En este clima tan polarizado, en el que disentir del poder despierta lenguajes de odio en las redes, polarización en el mundo político y marginación o incluso presiones indebidas (como seguimiento y otras formas de amedrentar al pensamiento crítico), la sociedad civil debe mantener una posición clara y permanente de defensa de la democracia y de los derechos humanos. Detenciones arbitrarias, acoso a periodistas, manipulaciones legales para fines extralegales e incluso inconstitucionales deben ser denunciadas sistemáticamente. Nuestro sistema judicial está lejos de ser perfecto. Ni siquiera podemos decir que es bueno. Insistir en un proceso de reforma del sistema es una posición racional. Pero convertir el sistema judicial en una especie de prolongación “obediente y no deliberante” del Ejecutivo, como lo es ya la actual Sala de lo Constitucional impuesta, no tiene nada que ver con la democracia. Más bien la niega y la destruye al deformar y corromper el Estado de derecho.
Los diputados de la Asamblea Legislativa se han convertido hoy en cómplices de esa tarea destructiva, que no tiene más alternativa de reconstrucción social que el discurso y las decisiones arbitrarias del líder político. Eso equivale a una traición del voto que les llevó a ese puesto. Porque quienes votaron a los diputados actuales soñaban con la mejora de un sistema que arrastraba severas deficiencias. Y empiezan a encontrarse ahora con la destrucción de lo que daba algo de estabilidad en medio de las miserias del presente salvadoreño, sin que las medidas alternativas al pasado ofrezcan un futuro estructuralmente mejor. Los votantes deseaban la superación de las plagas permanentes de El Salvador.

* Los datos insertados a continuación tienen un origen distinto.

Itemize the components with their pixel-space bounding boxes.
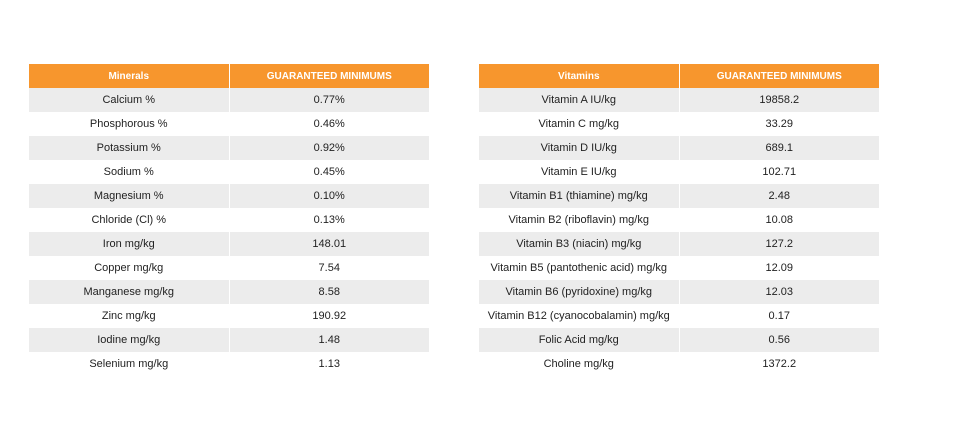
vitamin-name-cell: Vitamin C mg/kg <box>479 112 679 136</box>
table-row: Potassium % 0.92% <box>29 136 429 160</box>
table-row: Magnesium % 0.10% <box>29 184 429 208</box>
guaranteed-minimum-value-cell: 0.13% <box>228 208 429 232</box>
mineral-name-cell: Magnesium % <box>29 184 229 208</box>
mineral-name-cell: Zinc mg/kg <box>29 304 229 328</box>
guaranteed-minimum-value-cell: 1372.2 <box>678 352 879 376</box>
mineral-name-cell: Chloride (Cl) % <box>29 208 229 232</box>
vitamin-name-cell: Vitamin E IU/kg <box>479 160 679 184</box>
vitamin-name-cell: Vitamin D IU/kg <box>479 136 679 160</box>
mineral-name-cell: Potassium % <box>29 136 229 160</box>
header-row: Vitamins GUARANTEED MINIMUMS <box>479 64 879 88</box>
vitamins-table: Vitamins GUARANTEED MINIMUMS Vitamin A I… <box>479 64 879 376</box>
guaranteed-minimum-value-cell: 0.56 <box>678 328 879 352</box>
table-row: Phosphorous % 0.46% <box>29 112 429 136</box>
guaranteed-minimum-value-cell: 0.10% <box>228 184 429 208</box>
table-row: Vitamin A IU/kg 19858.2 <box>479 88 879 112</box>
guaranteed-minimum-value-cell: 33.29 <box>678 112 879 136</box>
vitamin-name-cell: Vitamin A IU/kg <box>479 88 679 112</box>
table-row: Calcium % 0.77% <box>29 88 429 112</box>
guaranteed-minimum-value-cell: 0.46% <box>228 112 429 136</box>
guaranteed-minimum-value-cell: 7.54 <box>228 256 429 280</box>
vitamin-name-cell: Vitamin B5 (pantothenic acid) mg/kg <box>479 256 679 280</box>
vitamin-name-cell: Vitamin B12 (cyanocobalamin) mg/kg <box>479 304 679 328</box>
table-row: Copper mg/kg 7.54 <box>29 256 429 280</box>
guaranteed-minimum-value-cell: 2.48 <box>678 184 879 208</box>
minerals-column-header: Minerals <box>29 64 229 88</box>
guaranteed-minimum-value-cell: 1.13 <box>228 352 429 376</box>
table-row: Chloride (Cl) % 0.13% <box>29 208 429 232</box>
guaranteed-minimum-value-cell: 12.09 <box>678 256 879 280</box>
table-row: Vitamin B6 (pyridoxine) mg/kg 12.03 <box>479 280 879 304</box>
mineral-name-cell: Phosphorous % <box>29 112 229 136</box>
guaranteed-minimum-value-cell: 190.92 <box>228 304 429 328</box>
table-row: Vitamin C mg/kg 33.29 <box>479 112 879 136</box>
vitamin-name-cell: Vitamin B3 (niacin) mg/kg <box>479 232 679 256</box>
guaranteed-minimum-value-cell: 19858.2 <box>678 88 879 112</box>
table-row: Zinc mg/kg 190.92 <box>29 304 429 328</box>
guaranteed-minimum-value-cell: 0.17 <box>678 304 879 328</box>
guaranteed-minimum-value-cell: 0.92% <box>228 136 429 160</box>
header-row: Minerals GUARANTEED MINIMUMS <box>29 64 429 88</box>
mineral-name-cell: Calcium % <box>29 88 229 112</box>
guaranteed-minimum-value-cell: 127.2 <box>678 232 879 256</box>
vitamin-name-cell: Folic Acid mg/kg <box>479 328 679 352</box>
table-row: Manganese mg/kg 8.58 <box>29 280 429 304</box>
vitamins-table-header: Vitamins GUARANTEED MINIMUMS <box>479 64 879 88</box>
guaranteed-minimum-value-cell: 1.48 <box>228 328 429 352</box>
mineral-name-cell: Copper mg/kg <box>29 256 229 280</box>
table-row: Vitamin E IU/kg 102.71 <box>479 160 879 184</box>
guaranteed-minimum-value-cell: 8.58 <box>228 280 429 304</box>
mineral-name-cell: Iodine mg/kg <box>29 328 229 352</box>
vitamin-name-cell: Vitamin B6 (pyridoxine) mg/kg <box>479 280 679 304</box>
table-row: Vitamin D IU/kg 689.1 <box>479 136 879 160</box>
guaranteed-minimum-value-cell: 10.08 <box>678 208 879 232</box>
guaranteed-minimum-value-cell: 12.03 <box>678 280 879 304</box>
minerals-table: Minerals GUARANTEED MINIMUMS Calcium % 0.… <box>29 64 429 376</box>
minerals-table-header: Minerals GUARANTEED MINIMUMS <box>29 64 429 88</box>
vitamin-name-cell: Vitamin B1 (thiamine) mg/kg <box>479 184 679 208</box>
table-row: Choline mg/kg 1372.2 <box>479 352 879 376</box>
guaranteed-minimum-value-cell: 689.1 <box>678 136 879 160</box>
minerals-table-body: Calcium % 0.77% Phosphorous % 0.46% Potassiu… <box>29 88 429 376</box>
table-row: Iron mg/kg 148.01 <box>29 232 429 256</box>
vitamin-name-cell: Vitamin B2 (riboflavin) mg/kg <box>479 208 679 232</box>
mineral-name-cell: Iron mg/kg <box>29 232 229 256</box>
table-row: Vitamin B1 (thiamine) mg/kg 2.48 <box>479 184 879 208</box>
mineral-name-cell: Sodium % <box>29 160 229 184</box>
vitamins-column-header: Vitamins <box>479 64 679 88</box>
table-row: Selenium mg/kg 1.13 <box>29 352 429 376</box>
guaranteed-minimums-column-header: GUARANTEED MINIMUMS <box>228 64 429 88</box>
table-row: Vitamin B3 (niacin) mg/kg 127.2 <box>479 232 879 256</box>
table-row: Vitamin B2 (riboflavin) mg/kg 10.08 <box>479 208 879 232</box>
mineral-name-cell: Selenium mg/kg <box>29 352 229 376</box>
table-row: Vitamin B5 (pantothenic acid) mg/kg 12.09 <box>479 256 879 280</box>
vitamins-table-body: Vitamin A IU/kg 19858.2 Vitamin C mg/kg 33.… <box>479 88 879 376</box>
guaranteed-minimum-value-cell: 148.01 <box>228 232 429 256</box>
guaranteed-minimum-value-cell: 0.77% <box>228 88 429 112</box>
table-row: Folic Acid mg/kg 0.56 <box>479 328 879 352</box>
mineral-name-cell: Manganese mg/kg <box>29 280 229 304</box>
table-row: Sodium % 0.45% <box>29 160 429 184</box>
guaranteed-minimum-value-cell: 102.71 <box>678 160 879 184</box>
table-row: Vitamin B12 (cyanocobalamin) mg/kg 0.17 <box>479 304 879 328</box>
guaranteed-minimum-value-cell: 0.45% <box>228 160 429 184</box>
vitamin-name-cell: Choline mg/kg <box>479 352 679 376</box>
table-row: Iodine mg/kg 1.48 <box>29 328 429 352</box>
guaranteed-minimums-column-header: GUARANTEED MINIMUMS <box>678 64 879 88</box>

Soñaban con la reducción o desaparición de la severa desigualdad económica y social, con el fin del funcionamiento deficiente de instituciones clave para la convivencia y el desarrollo, con el mejoramiento de los derechos económicos y sociales, con la reducción drástica del autoritarismo egoísta de los poderosos que niegan la libertad y autonomía a los pobres y vulnerables, dejándoles solamente abierta la puerta de la migración. Quienes dieron su voto se despiertan ahora de sus sueños, descubriendo que sus representantes producen leyes muy semejantes a los monstruos que puede crear el sueño de la razón.
* Instituto de Derechos Humanos de la UCA (Idhuca).